Learn to Salsa dance with Edie, The Salsa FREAK!!
I have been DYING to do a story about this! I thought I was the only one that did this! I ran into my girlfriend Marla at a Salsa Club Sunday night in Los Angles, and the both of us had been dancing at other clubs and taking various classes that whole day… we saw each other (again) that evening, and started some “girl-talk” on how we changed our outfits between clubs…In the bathroom…

  • While driving down the freeway, doing “65”…
  • In dark parking lots…
  • Behind a tree…
  • In the back seat…

We truly, seriously do this! I feel like Batgirl in a phone booth sometimes!!! Here’s Marla’s tips on how to “quick change” – and get away with it!!!
– Edie the Salsa FREAKLearn to Salsa dance with Edie, The Salsa FREAK!!

So Many Places To Dance, So Little Time to Change Clothes
…by Marla Friedler

What’s a Salsaholic to do when planning on spending the entire day dancing? You can’t wear the same sweaty clothes all day and night (and your clothes will be sweaty if you’re a true Salsaholic).

I bring a change of clothes for each place I’m going to be dancing. Sundays are always big days for me in Los Angeles. My Sunday routine typically goes like this:

  • Dance class noon to 2 (learning Salsa dancing)
  • Workout at the gym 2:30 to 3:30 (riding bike to Salsa music)
  • Santa Monica Pier 4 to 6 (Salsa dancing in the sun)
  • Steven’s Steakhouse 6:30 to 10 (Salsa dancing with food)
  • Hollywood Athletic Club 10:30 to 1:30 (Salsa dancing)

I wear very casual clothes to my class (usually pants or shorts with an old pair of dance shoes). I think it is important to wear comfy shoes to class so my feet don’t get tired out before I hit the dance floor. Then I go to the gym and after working out, I change in the locker room to a slightly more presentable outfit for the Pier, still in the casual mode, however.

After this is where it gets tricky. With no more locker rooms to change in after the Pier, I have become an expert at changing in the car. This skill requires careful planning and true determination.

It is essential to have an entire outfit for each place. Don’t forget which undergarments you will need for each outfit. For example, your first outfit may not require a bra but subsequent outfits may so you must think each outfit all the way through. Don’t forget a couple of pairs of shoes. I, for one, always have at least four pairs of dance shoes and two dresses (one casual and one more upscale) in the trunk of my car at all times. I am always ready to dance.

It is easier to change in the dark than when the sun is still out so your first outfit should be something that’s quick and easy to change out of. I find halter tops to be really simple. You just pull the neck part over your head to the front and then slip your new outfit over your head. Then you slide the halter and pants or skirt out the bottom while your new outfit is over the top. You can do this with an entire crowd around you and nobody will see a thing.

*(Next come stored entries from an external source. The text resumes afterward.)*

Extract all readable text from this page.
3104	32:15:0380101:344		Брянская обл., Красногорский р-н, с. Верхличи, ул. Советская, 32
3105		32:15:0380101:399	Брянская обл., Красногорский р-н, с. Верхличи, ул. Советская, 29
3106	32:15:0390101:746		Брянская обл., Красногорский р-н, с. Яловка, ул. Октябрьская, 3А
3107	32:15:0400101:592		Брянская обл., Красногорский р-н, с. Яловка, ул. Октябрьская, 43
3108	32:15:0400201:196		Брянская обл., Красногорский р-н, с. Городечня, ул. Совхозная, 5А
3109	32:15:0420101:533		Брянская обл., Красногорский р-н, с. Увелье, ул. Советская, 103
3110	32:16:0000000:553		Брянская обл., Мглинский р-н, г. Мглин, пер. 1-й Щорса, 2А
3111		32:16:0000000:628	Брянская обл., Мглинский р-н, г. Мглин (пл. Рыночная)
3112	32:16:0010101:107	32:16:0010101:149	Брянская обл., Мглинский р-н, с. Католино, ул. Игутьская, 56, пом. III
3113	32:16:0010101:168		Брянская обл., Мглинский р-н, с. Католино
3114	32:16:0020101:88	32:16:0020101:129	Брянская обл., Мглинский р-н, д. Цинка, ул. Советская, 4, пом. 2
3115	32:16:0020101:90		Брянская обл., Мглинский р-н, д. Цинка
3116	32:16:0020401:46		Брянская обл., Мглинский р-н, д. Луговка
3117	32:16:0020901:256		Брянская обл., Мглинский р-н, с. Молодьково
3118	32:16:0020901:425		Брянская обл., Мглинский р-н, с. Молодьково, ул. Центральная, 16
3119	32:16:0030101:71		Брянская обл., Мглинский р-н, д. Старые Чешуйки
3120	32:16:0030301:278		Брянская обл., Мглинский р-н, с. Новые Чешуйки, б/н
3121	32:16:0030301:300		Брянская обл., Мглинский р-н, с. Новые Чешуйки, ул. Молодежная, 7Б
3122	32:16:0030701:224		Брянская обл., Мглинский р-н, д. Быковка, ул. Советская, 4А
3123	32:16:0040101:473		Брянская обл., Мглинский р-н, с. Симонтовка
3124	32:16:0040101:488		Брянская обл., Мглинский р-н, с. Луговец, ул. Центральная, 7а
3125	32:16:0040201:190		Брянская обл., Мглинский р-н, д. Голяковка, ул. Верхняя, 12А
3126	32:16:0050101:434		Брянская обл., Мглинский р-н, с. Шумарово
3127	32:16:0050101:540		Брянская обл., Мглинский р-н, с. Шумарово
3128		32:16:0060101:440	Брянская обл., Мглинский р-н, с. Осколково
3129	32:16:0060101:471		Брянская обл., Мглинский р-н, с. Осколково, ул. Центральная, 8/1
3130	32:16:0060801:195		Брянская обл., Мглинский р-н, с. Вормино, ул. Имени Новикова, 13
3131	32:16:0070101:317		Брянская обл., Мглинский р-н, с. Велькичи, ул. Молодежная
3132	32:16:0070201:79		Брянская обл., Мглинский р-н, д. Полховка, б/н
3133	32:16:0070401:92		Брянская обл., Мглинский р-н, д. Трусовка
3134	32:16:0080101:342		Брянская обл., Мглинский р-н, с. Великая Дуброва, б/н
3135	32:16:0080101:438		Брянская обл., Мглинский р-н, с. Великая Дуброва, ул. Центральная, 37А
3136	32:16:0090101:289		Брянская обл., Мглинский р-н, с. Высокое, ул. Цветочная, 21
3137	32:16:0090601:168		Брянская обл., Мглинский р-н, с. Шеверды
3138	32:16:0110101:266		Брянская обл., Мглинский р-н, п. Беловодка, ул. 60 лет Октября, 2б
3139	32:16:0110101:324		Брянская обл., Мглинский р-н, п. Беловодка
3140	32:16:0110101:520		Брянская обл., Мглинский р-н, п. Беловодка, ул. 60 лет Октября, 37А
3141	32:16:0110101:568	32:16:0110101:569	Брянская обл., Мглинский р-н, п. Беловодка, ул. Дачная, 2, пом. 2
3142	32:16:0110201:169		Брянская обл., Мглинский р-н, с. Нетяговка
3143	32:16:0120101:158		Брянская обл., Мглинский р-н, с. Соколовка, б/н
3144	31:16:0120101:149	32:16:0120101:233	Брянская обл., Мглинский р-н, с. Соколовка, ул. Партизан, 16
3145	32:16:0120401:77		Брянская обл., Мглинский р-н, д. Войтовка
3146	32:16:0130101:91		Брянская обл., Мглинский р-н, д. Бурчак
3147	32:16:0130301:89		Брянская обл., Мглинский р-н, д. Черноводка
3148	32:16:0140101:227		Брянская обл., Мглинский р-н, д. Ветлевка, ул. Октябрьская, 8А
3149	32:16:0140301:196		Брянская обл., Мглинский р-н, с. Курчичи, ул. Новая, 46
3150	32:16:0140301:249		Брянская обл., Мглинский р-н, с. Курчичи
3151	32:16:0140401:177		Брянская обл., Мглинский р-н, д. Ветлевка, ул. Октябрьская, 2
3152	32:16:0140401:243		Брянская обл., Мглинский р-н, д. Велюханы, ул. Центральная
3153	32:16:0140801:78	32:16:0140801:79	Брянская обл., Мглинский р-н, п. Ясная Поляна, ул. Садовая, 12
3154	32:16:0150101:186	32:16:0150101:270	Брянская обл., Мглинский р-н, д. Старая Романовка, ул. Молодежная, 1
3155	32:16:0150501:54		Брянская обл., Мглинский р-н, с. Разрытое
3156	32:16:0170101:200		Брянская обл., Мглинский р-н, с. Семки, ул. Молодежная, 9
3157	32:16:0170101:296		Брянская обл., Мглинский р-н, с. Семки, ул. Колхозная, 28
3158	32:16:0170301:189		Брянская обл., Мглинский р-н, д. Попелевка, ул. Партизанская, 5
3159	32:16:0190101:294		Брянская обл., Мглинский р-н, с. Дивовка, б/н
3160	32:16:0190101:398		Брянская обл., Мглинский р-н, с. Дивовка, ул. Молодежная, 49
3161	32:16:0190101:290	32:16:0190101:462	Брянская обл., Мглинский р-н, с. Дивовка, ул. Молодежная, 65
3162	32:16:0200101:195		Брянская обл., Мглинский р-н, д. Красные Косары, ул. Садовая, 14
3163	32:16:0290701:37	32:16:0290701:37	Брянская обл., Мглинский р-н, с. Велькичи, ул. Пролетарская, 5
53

Outfits where you can pull your arms out and still keep the garment around your body are also good. Then you can use the same technique of pulling the new outfit over your head and the old one out from the bottom.

Park in a dark spot when changing at night. You don’t want to be spotlighted. You must always just act natural. Don’t look around paranoid like someone will know what you’re doing. That will definitely attract attention. Valet parking can be a problem so you must pull over somewhere and change before you get to the valet.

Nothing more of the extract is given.